In diagnosis, the first and foremost is the correlation of clinical symptoms with pathology and the provision of biomarkers for tumor surveillance. There is a strong genotype-phenotype correlation with respect to the tumor catecholamine profile, anatomic location, and risk of metastatic spread in PGLs. The diagnosis is based on laboratory investigations which include blood and urine tests, biochemical assessment, radiological evaluation, functional tests, as well as genetic tests. Laboratory investigations are the first step in the diagnosis of paragangliomas to validate the excessive production of catecholamines and then followed by anatomical identification of the tumor.

Radiological evaluation is the next step with imaging modalities such as Computed tomography (CT) scanning or Magnetic resonance imaging (MRI). Imaging studies depict the location and extent of tumor involvement, help determine the surgical approach, and predict operative morbidity (rate of disease in a population) and mortality (death rate).

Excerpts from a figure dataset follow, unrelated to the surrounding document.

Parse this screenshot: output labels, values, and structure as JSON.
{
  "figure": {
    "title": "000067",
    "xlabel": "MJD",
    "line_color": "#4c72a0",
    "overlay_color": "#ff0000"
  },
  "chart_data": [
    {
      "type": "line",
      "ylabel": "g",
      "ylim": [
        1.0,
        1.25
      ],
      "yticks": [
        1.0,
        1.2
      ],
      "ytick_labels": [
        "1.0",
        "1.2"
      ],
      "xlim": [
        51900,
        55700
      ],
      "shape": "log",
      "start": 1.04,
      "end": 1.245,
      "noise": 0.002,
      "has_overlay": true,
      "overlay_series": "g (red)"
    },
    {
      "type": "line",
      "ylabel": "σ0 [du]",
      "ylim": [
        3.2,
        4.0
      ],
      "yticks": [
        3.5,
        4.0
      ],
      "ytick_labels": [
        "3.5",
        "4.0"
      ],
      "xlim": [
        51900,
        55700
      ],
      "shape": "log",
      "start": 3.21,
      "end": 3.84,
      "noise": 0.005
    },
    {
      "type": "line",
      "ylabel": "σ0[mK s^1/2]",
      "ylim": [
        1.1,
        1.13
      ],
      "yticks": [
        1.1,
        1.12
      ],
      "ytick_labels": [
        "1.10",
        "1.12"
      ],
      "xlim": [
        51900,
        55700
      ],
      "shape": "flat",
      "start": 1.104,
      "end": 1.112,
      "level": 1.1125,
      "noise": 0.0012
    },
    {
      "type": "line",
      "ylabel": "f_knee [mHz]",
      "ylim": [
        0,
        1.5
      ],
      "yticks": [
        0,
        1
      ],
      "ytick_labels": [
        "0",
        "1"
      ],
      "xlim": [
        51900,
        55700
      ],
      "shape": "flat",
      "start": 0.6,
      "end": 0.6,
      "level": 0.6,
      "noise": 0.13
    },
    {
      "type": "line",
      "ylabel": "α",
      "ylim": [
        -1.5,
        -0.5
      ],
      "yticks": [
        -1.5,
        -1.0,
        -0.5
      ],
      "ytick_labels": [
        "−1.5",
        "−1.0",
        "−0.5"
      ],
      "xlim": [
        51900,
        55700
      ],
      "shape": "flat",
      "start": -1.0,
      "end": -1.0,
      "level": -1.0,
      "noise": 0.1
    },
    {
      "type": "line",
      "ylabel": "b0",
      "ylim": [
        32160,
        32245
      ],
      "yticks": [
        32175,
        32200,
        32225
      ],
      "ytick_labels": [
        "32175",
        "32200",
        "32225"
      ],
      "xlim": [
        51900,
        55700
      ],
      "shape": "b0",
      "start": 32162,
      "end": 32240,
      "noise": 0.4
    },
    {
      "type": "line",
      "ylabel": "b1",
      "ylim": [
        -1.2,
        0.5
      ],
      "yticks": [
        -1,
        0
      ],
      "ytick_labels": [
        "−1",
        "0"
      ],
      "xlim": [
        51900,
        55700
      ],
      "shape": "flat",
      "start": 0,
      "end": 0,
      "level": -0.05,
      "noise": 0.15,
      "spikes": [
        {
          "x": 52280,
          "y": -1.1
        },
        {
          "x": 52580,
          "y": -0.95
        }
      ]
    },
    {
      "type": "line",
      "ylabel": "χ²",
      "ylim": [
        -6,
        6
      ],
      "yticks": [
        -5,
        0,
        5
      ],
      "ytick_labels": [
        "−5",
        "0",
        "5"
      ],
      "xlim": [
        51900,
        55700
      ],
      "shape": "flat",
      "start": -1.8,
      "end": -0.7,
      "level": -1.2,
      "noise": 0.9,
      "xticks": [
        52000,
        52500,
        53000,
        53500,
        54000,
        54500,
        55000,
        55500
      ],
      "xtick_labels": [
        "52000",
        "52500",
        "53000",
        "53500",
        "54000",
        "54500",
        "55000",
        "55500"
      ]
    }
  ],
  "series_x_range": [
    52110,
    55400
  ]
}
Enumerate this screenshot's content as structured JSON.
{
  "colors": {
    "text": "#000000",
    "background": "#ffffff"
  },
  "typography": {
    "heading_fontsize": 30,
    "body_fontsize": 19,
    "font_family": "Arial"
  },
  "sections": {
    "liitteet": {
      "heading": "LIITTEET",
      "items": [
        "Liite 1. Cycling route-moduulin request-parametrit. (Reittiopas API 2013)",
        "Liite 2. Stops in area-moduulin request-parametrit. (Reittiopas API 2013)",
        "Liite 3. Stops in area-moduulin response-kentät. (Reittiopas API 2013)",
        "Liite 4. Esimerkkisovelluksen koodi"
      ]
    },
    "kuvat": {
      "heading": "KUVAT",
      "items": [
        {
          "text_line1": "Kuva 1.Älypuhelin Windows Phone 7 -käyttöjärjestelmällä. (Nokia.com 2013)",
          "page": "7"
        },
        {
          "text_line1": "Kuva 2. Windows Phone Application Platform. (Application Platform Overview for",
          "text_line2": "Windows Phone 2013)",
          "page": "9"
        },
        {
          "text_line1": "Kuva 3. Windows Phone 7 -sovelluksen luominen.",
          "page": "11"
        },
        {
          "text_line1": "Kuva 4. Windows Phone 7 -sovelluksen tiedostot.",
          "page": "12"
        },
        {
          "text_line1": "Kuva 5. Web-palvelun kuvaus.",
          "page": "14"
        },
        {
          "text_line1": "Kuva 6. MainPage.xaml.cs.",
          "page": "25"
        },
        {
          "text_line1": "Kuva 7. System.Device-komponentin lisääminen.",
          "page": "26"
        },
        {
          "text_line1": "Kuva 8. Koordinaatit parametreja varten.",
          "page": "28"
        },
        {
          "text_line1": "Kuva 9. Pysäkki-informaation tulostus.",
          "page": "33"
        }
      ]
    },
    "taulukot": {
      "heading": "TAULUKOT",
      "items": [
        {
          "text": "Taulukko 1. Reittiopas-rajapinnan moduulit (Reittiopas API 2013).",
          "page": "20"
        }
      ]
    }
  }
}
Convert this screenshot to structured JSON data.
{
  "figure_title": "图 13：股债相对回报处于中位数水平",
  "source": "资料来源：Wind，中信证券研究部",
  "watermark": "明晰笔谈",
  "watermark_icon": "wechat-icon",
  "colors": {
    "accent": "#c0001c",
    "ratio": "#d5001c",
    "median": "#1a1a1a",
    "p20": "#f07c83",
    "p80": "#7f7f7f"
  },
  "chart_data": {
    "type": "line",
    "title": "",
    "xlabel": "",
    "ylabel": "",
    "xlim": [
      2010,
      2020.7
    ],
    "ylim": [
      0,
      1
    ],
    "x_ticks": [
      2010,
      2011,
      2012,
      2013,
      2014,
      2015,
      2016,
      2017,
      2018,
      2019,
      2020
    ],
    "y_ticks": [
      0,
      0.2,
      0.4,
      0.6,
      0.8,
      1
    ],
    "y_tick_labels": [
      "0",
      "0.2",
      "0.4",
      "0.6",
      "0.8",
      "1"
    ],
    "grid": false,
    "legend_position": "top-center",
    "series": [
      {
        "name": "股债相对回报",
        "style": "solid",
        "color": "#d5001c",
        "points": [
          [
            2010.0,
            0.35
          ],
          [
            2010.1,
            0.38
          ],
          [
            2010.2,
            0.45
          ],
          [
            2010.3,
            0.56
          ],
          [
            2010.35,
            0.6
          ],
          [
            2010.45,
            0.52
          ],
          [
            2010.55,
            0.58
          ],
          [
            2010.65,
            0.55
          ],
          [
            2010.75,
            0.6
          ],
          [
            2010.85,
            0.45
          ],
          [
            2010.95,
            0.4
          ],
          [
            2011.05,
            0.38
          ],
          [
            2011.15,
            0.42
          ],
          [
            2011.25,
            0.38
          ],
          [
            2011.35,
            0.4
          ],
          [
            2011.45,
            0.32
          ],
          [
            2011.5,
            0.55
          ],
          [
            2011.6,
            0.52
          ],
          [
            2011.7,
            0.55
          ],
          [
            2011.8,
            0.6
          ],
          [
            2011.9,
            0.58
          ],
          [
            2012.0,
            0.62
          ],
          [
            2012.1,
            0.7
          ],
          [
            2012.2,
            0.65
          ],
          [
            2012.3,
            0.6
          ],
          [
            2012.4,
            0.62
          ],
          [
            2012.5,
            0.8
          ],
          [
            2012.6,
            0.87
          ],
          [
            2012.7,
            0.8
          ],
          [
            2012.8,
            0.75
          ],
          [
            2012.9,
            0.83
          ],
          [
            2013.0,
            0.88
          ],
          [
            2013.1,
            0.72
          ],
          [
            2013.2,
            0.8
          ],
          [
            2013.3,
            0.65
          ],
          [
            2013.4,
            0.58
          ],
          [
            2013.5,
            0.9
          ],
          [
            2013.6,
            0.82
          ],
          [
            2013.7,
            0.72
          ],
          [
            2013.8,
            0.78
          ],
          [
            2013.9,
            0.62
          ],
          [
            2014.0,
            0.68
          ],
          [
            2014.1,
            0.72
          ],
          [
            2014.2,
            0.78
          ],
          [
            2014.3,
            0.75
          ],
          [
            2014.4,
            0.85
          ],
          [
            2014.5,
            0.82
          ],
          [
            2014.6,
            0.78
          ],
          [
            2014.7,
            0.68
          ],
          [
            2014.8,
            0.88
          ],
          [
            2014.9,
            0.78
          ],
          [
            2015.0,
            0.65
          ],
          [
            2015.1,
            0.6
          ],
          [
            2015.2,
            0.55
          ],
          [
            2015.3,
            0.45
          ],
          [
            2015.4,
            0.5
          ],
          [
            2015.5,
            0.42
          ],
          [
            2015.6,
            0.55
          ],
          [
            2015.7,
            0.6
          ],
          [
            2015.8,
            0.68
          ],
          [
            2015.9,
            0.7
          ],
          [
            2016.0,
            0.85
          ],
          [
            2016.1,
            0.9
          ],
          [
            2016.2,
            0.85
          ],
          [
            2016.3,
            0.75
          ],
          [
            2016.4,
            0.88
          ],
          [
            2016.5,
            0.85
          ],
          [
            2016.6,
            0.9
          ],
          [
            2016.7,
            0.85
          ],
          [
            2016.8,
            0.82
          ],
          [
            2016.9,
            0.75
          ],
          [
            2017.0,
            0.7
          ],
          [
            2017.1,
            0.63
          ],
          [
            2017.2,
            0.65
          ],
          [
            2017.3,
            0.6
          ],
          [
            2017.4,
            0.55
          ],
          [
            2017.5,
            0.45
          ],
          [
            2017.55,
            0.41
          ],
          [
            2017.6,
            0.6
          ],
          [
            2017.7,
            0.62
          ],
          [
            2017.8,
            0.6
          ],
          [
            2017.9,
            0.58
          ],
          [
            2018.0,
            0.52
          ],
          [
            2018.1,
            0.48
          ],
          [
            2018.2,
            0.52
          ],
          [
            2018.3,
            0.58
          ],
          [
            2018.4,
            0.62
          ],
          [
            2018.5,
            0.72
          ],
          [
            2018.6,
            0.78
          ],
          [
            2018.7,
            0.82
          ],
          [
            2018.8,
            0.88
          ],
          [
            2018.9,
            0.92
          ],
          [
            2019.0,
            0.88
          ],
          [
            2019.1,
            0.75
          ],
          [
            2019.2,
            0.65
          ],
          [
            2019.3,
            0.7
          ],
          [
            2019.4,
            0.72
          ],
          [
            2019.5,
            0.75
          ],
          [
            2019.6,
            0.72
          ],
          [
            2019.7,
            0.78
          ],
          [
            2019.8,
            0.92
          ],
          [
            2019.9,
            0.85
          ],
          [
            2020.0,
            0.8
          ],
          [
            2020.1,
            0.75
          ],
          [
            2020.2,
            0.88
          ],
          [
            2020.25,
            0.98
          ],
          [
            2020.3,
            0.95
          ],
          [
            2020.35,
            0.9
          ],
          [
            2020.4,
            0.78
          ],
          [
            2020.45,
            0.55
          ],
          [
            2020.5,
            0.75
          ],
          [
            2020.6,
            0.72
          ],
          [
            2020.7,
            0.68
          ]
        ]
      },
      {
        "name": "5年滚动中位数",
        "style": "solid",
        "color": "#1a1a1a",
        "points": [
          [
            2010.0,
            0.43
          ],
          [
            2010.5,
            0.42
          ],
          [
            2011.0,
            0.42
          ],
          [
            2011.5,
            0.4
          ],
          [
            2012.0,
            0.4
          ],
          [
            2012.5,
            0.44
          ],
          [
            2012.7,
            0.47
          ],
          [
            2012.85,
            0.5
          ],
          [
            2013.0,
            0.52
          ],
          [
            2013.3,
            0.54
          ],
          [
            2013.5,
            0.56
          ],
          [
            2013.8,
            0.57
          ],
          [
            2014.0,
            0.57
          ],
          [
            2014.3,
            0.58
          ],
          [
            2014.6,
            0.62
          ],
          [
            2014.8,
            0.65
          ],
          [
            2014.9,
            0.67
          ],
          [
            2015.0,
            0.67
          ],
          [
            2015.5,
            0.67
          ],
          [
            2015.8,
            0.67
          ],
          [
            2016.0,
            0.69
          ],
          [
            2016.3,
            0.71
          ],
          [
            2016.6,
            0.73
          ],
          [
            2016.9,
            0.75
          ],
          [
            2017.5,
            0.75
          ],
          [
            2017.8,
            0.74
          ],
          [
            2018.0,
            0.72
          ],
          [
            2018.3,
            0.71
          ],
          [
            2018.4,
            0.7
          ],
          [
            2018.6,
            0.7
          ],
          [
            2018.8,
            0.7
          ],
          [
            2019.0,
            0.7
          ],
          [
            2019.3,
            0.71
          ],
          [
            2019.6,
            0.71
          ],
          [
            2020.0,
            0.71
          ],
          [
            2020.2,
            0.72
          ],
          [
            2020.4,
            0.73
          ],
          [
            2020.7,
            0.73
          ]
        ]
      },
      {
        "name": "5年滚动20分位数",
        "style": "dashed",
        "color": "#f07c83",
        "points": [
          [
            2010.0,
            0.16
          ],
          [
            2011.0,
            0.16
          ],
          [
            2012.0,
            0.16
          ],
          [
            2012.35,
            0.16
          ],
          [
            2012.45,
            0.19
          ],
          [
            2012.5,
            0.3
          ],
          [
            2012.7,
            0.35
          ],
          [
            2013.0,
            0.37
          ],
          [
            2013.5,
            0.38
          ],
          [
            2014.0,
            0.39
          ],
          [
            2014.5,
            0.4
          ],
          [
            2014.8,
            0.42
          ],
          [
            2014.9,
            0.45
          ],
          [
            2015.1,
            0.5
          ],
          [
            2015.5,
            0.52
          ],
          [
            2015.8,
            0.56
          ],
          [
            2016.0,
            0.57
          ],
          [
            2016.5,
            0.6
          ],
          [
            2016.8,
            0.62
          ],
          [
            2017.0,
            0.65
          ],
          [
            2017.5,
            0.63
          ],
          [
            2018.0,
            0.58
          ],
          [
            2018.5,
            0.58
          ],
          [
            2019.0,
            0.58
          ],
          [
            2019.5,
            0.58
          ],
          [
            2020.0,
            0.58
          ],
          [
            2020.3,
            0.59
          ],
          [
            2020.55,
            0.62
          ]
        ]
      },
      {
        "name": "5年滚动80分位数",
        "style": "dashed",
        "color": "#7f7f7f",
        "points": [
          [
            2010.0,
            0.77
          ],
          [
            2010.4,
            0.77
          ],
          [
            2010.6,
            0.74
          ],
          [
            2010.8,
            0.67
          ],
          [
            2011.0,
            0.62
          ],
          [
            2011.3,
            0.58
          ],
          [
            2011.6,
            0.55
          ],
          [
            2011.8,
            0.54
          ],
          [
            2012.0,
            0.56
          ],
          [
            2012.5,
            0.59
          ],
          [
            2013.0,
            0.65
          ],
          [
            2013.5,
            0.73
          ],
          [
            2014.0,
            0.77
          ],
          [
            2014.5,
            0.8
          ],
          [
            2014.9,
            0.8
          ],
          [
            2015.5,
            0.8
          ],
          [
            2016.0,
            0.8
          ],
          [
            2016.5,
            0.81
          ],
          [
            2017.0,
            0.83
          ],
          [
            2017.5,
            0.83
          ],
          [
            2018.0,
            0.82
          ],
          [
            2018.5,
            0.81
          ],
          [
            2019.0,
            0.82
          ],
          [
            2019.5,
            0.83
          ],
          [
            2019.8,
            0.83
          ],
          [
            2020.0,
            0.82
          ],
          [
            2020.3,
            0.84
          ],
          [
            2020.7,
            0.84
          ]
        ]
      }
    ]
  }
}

Functional Tests are extremely sensitive in identifying any hidden paragangliomas. Genetic tests are done as multiple paragangliomas are commonly associated with mutations of the succinate dehydrogenase subunit genes. Different studies have demonstrated that approximately one-third of head and neck paragangliomas are caused by a germline mutation in SDH genes.


The treatment of paraganglioma has historically been controversial. The therapeutic strategy for paragangliomas is preferred to be discussed by a multidisciplinary team of experts based on the patient characteristics. Treatment options include wait and watch strategies for indolent tumors, followed by surgical resection, radiotherapy, chemotherapy, targeted therapy (i.e., antiangiogenic tyrosine kinase inhibitors), and chemotherapy.

A “wait and see” is watchful waiting and observation approach in certain situations, such as if the paraganglioma is slow growing and isn't causing signs and symptoms, may be recommended against immediate treatment and periodic monitoring is required during regular follow-up appointments.

Surgical resection is the cornerstone of therapy for most localized PGLs, as it is the only potentially curative therapeutic modality. The goal of surgery is to achieve complete tumor resection without rupture, including en bloc resection of adjacent infiltrated organs if needed.

Radiotherapy is the treatment of choice for paragangliomas that present in anatomic areas with difficult surgical access, involve critical structures, or present over a large geographic area. Multifraction traditional radiotherapy has demonstrated local control rates equal to, or surpassing that of surgery. Stereotactic radiosurgery (SRS) and stereotactic radiotherapy seem to play an increasingly important role in the treatment of these tumors due to the higher capability of sparing adjacent normal tissues than more conventional radiotherapy techniques.

If paragangliomas spread, chemotherapy may be recommended to help shrink the tumors. Also, in cases where the tumor produces excess hormones, medications to control the hormone levels are prescribed before undergoing chemotherapy.

Currently, human VEGF-A monoclonal antibodies and tyrosine kinase inhibitors are used as angiogenic therapies. Also, targeted therapy and immunotherapy are under clinical trials.

The emergence of new therapies challenges the traditional paradigm for the management of head and neck paragangliomas. Therefore, further research will provide new avenues for better management which in turn will help improve the quality of life of patients with paragangliomas.